A new humanized mouse model has been developed by a team of researchers at Yale University, in order to study Multiple Myeloma (MM) in-vivo. Rituparna Das, along with Professors Richard A. Flavell and Madhav V. Dhodapkar, published their findings in Nature Medicine in November 2016. Notably, this model enables growth of pre-neoplastic plasma cells as well as malignant cells, and therefore also allows study of the precursor disease state of monoclonal gammopathy of undetermined significance (MGUS) and asymptomatic MM (AMM). The authors found that both xenografts from patients with MM or cells from the precursor state were supported in this mouse model, signifying a strong role for extrinsic cues from the microenvironment.
- Mice (Rag2-deficient and IL-2Rϒ-deficient) were genetically engineered to carry human versions of six genes important for innate immune cell and myeloma cell development: IL-6; M-CSF; IL-3/GM-CSF; hSIRPα; TPO (thrombopoeitin); such mice were termed MIS(KI)TRG6
Growth of Human IL6-dependent cells:
- INA-6 cells (human IL-6 dependent MM cell line) injected into the bones of mice expressing human IL-6 led to IL-6 dependent tumor growth, increased soluble IL-6 and bone destruction
- Human IL-6 (hIL-6), but not mouse IL-6, supported growth of INA-6 and resultant bone destruction in vivo
- INA-6 cells also grew in mice expressing hIL-6 and hSIRPα
Growth of primary MM cells:
- Primary MM cells isolated from bone marrow of patients and injected into the bones of MIS(KI)TRG6 mice grew within the bone, but not in the spleen; non-malignant cells were detected in the spleen as well
- Injection of both CD138+ cells or a CD138-depleted cell population of bone marrow mononuclear cells (BMMNCs) into MIS(KI)TRG6 mice, led to the growth of CD138+ tumor cells in-vivo, indicating that both compartments can re-populate tumors
- Residual non-tumor cells (T-cells, myeloid cells, NK cells and B cells) also underwent expansion in these mice
Microenvironment-dependent growth of MM and precursor states:
- Injection of CD3-depleted BMMNCs from patients with either MGUS or AMM into MIS(KI)TRG6 mice led to the growth of tumor cells in-vivo, primarily within the bone
- Samples from relapsed and refractory patients showed enhanced ability to grow in the contralateral bone; extramedullary growth was observed with more aggressive plasma cell leukemia (PCL)

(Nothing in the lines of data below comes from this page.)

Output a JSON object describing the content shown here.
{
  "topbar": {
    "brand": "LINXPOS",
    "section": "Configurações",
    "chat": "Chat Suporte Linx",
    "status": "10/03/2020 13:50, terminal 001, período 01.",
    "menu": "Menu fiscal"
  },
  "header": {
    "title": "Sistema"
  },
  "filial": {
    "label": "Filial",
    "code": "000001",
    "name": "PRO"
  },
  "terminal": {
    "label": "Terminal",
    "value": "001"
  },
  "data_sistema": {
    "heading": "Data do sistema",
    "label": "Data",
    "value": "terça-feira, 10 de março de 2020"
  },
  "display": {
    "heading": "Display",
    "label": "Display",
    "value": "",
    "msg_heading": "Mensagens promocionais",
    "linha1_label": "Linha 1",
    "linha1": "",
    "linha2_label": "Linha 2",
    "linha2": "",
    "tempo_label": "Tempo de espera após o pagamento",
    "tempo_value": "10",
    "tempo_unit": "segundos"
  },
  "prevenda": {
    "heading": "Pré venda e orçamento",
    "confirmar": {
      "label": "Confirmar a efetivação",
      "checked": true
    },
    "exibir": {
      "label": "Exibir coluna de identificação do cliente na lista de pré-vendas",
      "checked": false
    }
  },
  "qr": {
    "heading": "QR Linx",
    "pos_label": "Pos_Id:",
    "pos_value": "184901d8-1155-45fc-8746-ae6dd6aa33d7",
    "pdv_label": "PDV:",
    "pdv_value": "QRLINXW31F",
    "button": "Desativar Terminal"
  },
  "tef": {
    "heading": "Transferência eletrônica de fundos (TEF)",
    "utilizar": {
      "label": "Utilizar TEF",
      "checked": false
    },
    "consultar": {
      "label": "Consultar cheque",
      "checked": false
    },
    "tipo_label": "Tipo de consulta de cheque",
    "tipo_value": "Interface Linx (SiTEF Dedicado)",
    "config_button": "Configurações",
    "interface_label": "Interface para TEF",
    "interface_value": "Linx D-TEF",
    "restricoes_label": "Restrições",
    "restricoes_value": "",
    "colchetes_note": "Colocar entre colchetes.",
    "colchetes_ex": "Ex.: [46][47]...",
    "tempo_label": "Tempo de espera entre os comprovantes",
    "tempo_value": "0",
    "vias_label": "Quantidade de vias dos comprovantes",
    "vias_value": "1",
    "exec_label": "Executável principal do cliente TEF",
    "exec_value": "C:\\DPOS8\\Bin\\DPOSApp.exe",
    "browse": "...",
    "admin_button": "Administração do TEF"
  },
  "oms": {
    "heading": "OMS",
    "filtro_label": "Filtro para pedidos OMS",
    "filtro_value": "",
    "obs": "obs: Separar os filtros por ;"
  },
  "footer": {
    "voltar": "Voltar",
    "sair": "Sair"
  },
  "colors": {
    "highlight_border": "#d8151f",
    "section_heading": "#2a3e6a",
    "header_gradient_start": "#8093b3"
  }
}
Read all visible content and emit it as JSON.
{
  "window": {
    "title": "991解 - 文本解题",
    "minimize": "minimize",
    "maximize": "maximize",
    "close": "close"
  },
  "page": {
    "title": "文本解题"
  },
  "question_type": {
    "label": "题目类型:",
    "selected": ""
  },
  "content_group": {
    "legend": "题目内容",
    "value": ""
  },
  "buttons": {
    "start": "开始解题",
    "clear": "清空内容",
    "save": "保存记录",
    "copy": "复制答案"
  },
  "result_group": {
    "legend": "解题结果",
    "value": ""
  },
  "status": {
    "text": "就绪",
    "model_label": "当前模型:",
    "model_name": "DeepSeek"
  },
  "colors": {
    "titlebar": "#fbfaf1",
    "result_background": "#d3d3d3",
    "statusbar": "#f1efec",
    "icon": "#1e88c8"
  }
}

- Percentage of clonal plasma cells in xenograft from pts with pre-neoplastic gammopathy were higher than in the primary samples: 4.9% vs 27.4% (p=0.06)
- The reliable growth of pre-neoplastic stages is a strong advantage of this model over the SCID-hu mice and other existing MM models
Genomic Diversity of Xenografts:
- To test whether MM cells grown in the MIS(KI)TRG6 mouse retain the clonal diversity of the parental tumors, DNA from sort-purified tumor cells were analyzed by whole exome sequencing and compared to the parental cells
- Loss of heterozygosity (LOH) patterns were retained from the parental tumors to the xenograft, although additional LOH changes were observed
- Somatic copy number alterations (CNA) revealed a similar pattern, and both LOH and CNA changes were identical in individual mice transplanted with the same parental tumor
In conclusion, the advantage of MIS(KI)TRG6 mice over other MM models is the ability to support growth of primary tumor cells, in both pre-neoplastic and more advanced malignant states, in-vivo. In addition, growth of tumor cells is largely restricted to the bone marrow, which is consistent with human MM. Ultimately, this mouse model will enable detailed studies of MM biology and development from early precursor states, as well as pre-clinical testing and the development of personalized therapies.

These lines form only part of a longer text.